Только больные наедине со своей болезнью (не в клинике!) могли жить безтревожно в этой стране.

Однако до сих пор из таких дел, неотвратимо загубляемых спешкой, Яконову всё удавалось выскакивать в другие дела – или поспокойнее, или ещё пока вначале.

Лишь на этот раз, он чувствовал, ему уже не вырваться. Установку клиппера нельзя было спасти так быстро. Никуда нельзя было и перейти.

И заболеть – тоже было упущено.

Он стоял у парапета набережной и смотрел вниз. Туман вовсе лёг на лёд, обнажив его, – и прямо под Яконовым виднелось чёрное гнило-зимное пятно – разводье.

Чёрная бездна прошлого – тюрьма – опять разверзалась перед ним и опять звала его вернуться.

Шесть лет, проведенных там, Яконов считал гнилым провалом, чумой, позором, величайшей неудачей своей жизни.

Он сел в тридцать втором году, молодым инженером-радистом, уже дважды побывавшим в заграничных командировках (из-за этих командировок он и сел). И тогда попал в число первых зэков, из которых сформировали одну из первых шарашек.
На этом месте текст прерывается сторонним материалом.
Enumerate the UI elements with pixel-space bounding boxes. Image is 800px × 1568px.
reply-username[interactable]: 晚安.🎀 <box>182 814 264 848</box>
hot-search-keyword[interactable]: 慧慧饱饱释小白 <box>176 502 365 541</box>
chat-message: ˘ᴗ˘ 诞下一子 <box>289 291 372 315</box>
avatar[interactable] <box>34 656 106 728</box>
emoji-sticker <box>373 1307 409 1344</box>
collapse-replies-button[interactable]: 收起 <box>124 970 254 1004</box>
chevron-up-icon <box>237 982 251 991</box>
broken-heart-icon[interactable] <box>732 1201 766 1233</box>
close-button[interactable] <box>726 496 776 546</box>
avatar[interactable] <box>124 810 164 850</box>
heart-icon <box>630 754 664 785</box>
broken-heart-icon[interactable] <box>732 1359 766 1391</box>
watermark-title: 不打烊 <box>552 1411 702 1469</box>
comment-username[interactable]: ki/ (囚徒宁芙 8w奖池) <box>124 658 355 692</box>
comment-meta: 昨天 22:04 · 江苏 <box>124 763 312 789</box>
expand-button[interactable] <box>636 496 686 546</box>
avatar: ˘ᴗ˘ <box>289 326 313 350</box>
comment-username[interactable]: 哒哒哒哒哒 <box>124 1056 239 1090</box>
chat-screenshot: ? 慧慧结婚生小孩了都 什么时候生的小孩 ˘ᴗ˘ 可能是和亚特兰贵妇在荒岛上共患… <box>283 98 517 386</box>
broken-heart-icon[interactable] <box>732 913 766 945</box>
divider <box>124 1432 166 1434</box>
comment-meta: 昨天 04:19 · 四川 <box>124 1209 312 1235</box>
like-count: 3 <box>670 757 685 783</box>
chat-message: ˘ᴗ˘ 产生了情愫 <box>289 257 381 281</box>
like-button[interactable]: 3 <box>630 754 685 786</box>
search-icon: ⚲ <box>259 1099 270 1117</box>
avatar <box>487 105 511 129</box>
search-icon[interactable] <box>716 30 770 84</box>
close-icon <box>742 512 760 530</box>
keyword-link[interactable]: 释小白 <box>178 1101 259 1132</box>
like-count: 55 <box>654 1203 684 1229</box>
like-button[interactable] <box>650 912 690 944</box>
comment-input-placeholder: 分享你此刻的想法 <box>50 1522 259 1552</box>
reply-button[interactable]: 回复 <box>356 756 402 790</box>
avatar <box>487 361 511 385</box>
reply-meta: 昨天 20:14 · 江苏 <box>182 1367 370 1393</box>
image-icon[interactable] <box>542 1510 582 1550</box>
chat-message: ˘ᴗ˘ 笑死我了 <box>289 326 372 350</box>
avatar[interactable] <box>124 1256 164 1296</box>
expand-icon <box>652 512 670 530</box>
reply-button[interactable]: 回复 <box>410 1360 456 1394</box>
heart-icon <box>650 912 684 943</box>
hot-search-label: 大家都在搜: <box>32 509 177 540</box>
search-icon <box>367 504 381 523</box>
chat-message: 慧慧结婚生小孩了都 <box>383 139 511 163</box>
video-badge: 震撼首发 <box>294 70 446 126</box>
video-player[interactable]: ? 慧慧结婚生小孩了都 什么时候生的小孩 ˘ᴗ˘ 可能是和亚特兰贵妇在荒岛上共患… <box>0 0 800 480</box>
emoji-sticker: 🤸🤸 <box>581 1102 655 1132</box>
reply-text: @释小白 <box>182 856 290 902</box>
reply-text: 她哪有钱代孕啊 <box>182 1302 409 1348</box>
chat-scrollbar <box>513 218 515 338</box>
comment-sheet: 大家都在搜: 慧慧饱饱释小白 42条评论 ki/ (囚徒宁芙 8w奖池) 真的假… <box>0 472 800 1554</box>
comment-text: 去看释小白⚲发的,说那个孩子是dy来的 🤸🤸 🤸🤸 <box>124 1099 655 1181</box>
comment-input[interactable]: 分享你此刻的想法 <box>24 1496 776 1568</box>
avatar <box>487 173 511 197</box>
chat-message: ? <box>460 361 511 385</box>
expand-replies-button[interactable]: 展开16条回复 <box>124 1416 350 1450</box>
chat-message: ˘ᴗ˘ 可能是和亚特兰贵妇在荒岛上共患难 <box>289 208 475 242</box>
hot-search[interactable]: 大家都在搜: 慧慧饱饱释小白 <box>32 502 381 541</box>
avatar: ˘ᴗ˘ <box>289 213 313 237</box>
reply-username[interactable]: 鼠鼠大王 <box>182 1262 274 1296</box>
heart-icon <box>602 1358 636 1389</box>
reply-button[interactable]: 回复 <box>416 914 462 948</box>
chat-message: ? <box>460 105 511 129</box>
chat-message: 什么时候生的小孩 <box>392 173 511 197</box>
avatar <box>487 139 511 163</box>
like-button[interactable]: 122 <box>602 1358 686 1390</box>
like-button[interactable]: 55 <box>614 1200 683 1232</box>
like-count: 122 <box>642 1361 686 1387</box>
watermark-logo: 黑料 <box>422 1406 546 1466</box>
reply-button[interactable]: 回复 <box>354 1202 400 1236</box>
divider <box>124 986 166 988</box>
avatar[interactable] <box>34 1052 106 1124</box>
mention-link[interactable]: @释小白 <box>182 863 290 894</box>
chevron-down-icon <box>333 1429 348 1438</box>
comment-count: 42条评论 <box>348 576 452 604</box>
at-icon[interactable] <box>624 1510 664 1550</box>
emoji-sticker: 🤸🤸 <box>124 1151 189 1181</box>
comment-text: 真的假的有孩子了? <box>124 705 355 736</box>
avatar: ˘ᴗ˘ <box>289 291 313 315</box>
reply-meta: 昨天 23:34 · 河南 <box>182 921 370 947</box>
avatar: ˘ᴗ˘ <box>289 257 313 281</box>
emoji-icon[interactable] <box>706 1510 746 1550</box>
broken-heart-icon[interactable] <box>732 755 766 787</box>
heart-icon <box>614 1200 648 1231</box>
Как он хотел забыть тюремное прошлое – сам! и чтоб забыли другие люди! и чтоб забыла судьба! Как он сторонился тех, кто напоминал ему злосчастное время, кто знал его заключённым!

С порывом он отошёл от парапета подальше, пересёк набережную и пошёл куда-то круто вверх. Огибая долгий забор ещё одной строительной площадки, там шла тропа, утоптанная и сохранившая нескользкий ледок.

Только центральная картотека МГБ знала, что и под мундирами МГБ порой скрывались бывшие зэки.

Двое таких, кроме Яконова, было и в Марфинском институте.

Яконов щепетильно избегал их, старался никогда не вести с ними внеслужебных разговоров и не оставался один на один в кабинете, дабы со стороны не примыслили чего дурного.

Один из них был – Княженецкий, семидесятилетний профессор химии, любимый студент Менделеева. Он отбыл свои положенные десять лет, после чего во внимание к длинному списку научных заслуг послан был в Марфино вольным и проработал здесь три года, пока свистящий бич Постановления об Укреплении Тыла не поразил и его. Как-то среди дня он был вызван по телефону в министерство, откуда уже не вернулся. Яконову запомнилось, как Княженецкий спускался по красно-ковровой лестнице института с трясущейся серебряной головой, ещё не ведая, зачем его вызвали на полчаса, а за спиной его, на верхней площадке той же лестницы, оперуполномоченный Шикин уже подрезал перочинным ножиком фотографию профессора с институтской доски почёта.